Suara.com - DKI Jakarta secara mengejutkan berhasil menempati posisi kedua sebagai kota paling aman di Asia Tenggara menurut laporan Safety Index 2026.

Jakarta bahkan tercatat mampu mengungguli tingkat keamanan kota-kota tetangga populer seperti Bangkok, Kuala Lumpur, hingga Manila.

Penobatan prestisius ini mendapat respons langsung dari Gubernur DKI Jakarta, Pramono Anung, saat ditemui di Lapangan Banteng, Jakarta Pusat, Sabtu (11/4/2026).

"Memang selama ini Jakarta selalu biasanya ranking-nya antara 5, 6, 7. Sekarang nomor dua, ya kita syukuri," ujarnya.

Meski menyabet predikat kota aman, realita di lapangan nyatanya masih diwarnai oleh aksi premanisme berupa pungutan liar yang meresahkan masyarakat.

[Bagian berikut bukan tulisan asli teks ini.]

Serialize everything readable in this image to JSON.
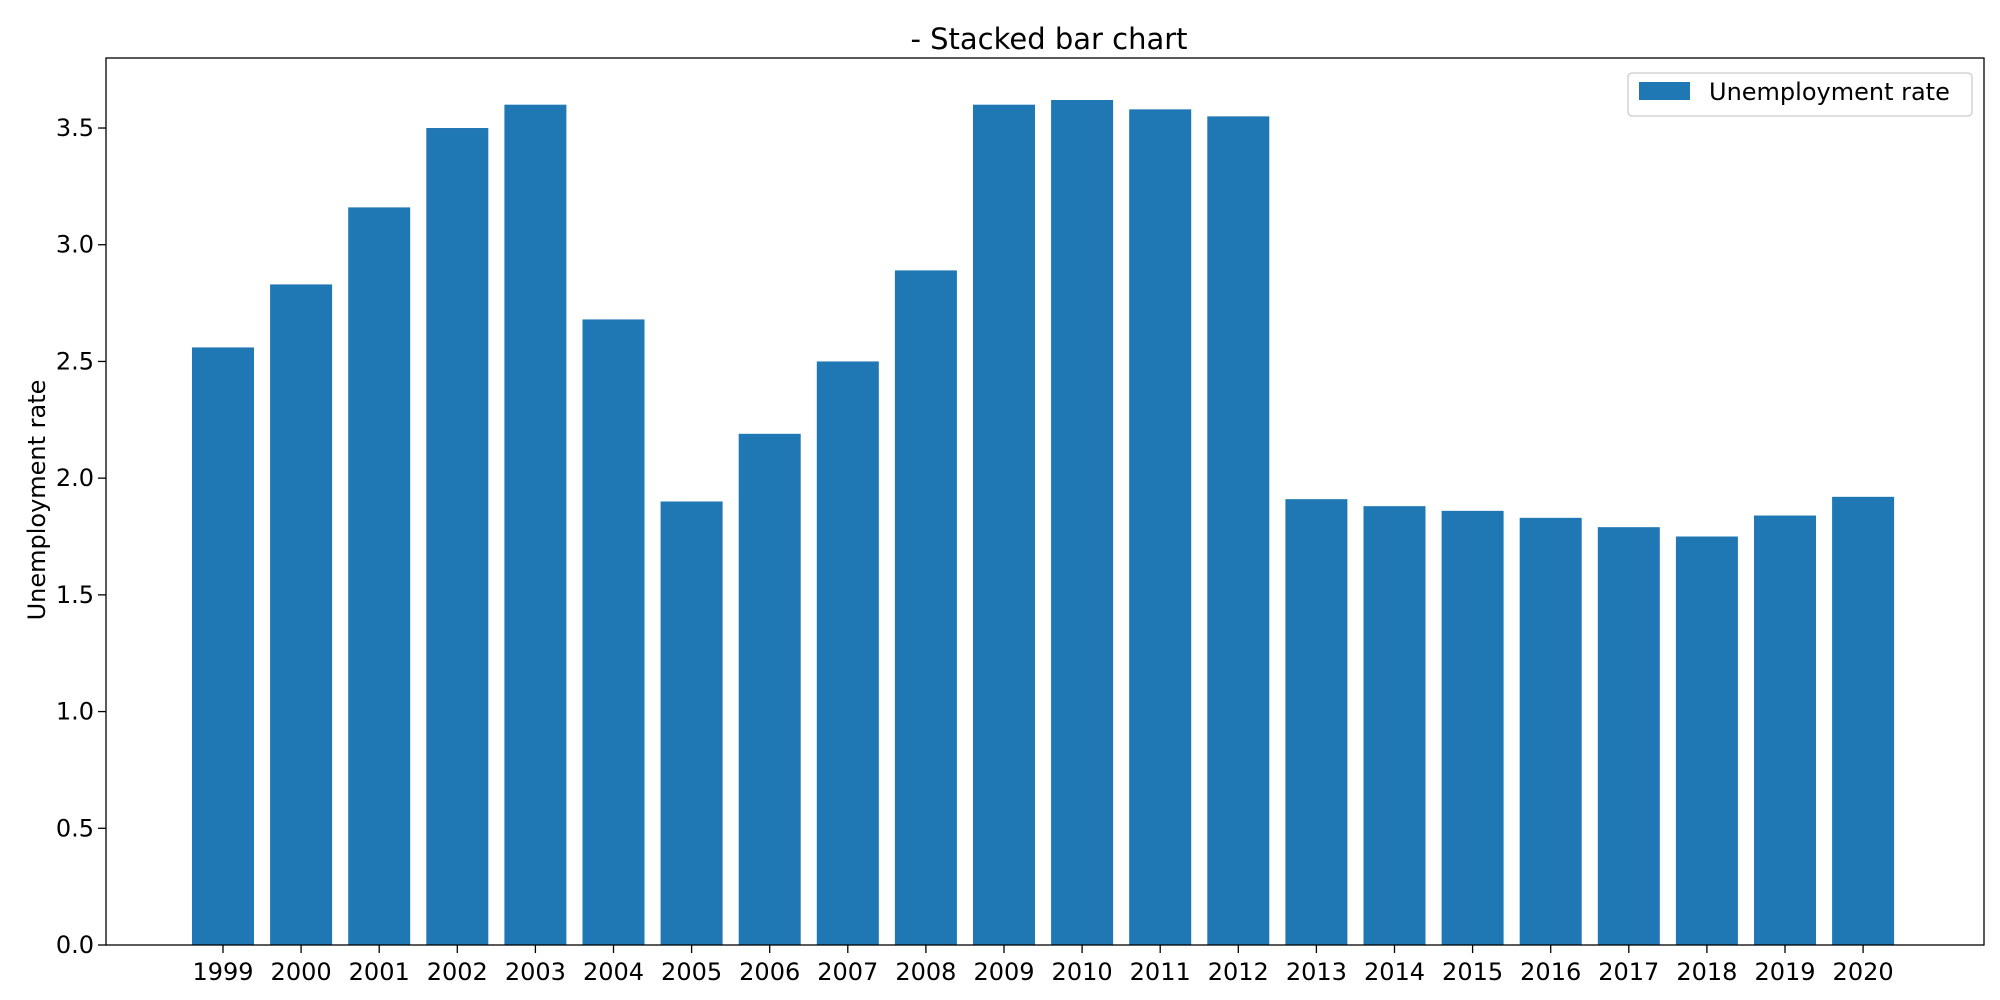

Salah satu problematika yang mencuat dan menjadi sorotan publik adalah aksi pemalakan yang menyasar seorang pedagang bakso di kawasan Tanah Abang, Jakarta Pusat.

Pramono Anung menegaskan, pihaknya sudah bergerak cepat dengan menghubungi jajaran terkait untuk meringkus para preman meresahkan.

"Itu menunjukkan bahwa kami bereaksi cepat terhadap hal itu," tuturnya.

Namun, Pramono juga menyadari bahwa mengelola kota dengan populasi mencapai belasan juta jiwa memiliki dinamika keamanan yang sangat kompleks.

Baca Juga: Dikecualikan dari WFH, Layanan Perizinan DKI Tetap Normal dan Full WFO

Besarnya jumlah penduduk di kawasan aglomerasi menjadi tantangan tersendiri bagi pemerintah dalam menjaga kondusivitas wilayah.

"Tentunya nggak mungkin semuanya adem ayem, nggak ada apa-apa. Jadi itu lah yang menunjukkan bahwa Jakarta dinamikanya masih ada," kata Pramono.

Namun, Pemerintah Provinsi (Pemprov) DKI Jakarta menyatakan tidak akan memberikan ruang bagi para pelanggar hukum yang mencoba mengganggu ketenteraman warga.

"Yang seperti itu tentunya segera kami tindak dengan tegas," pungkas Pramono.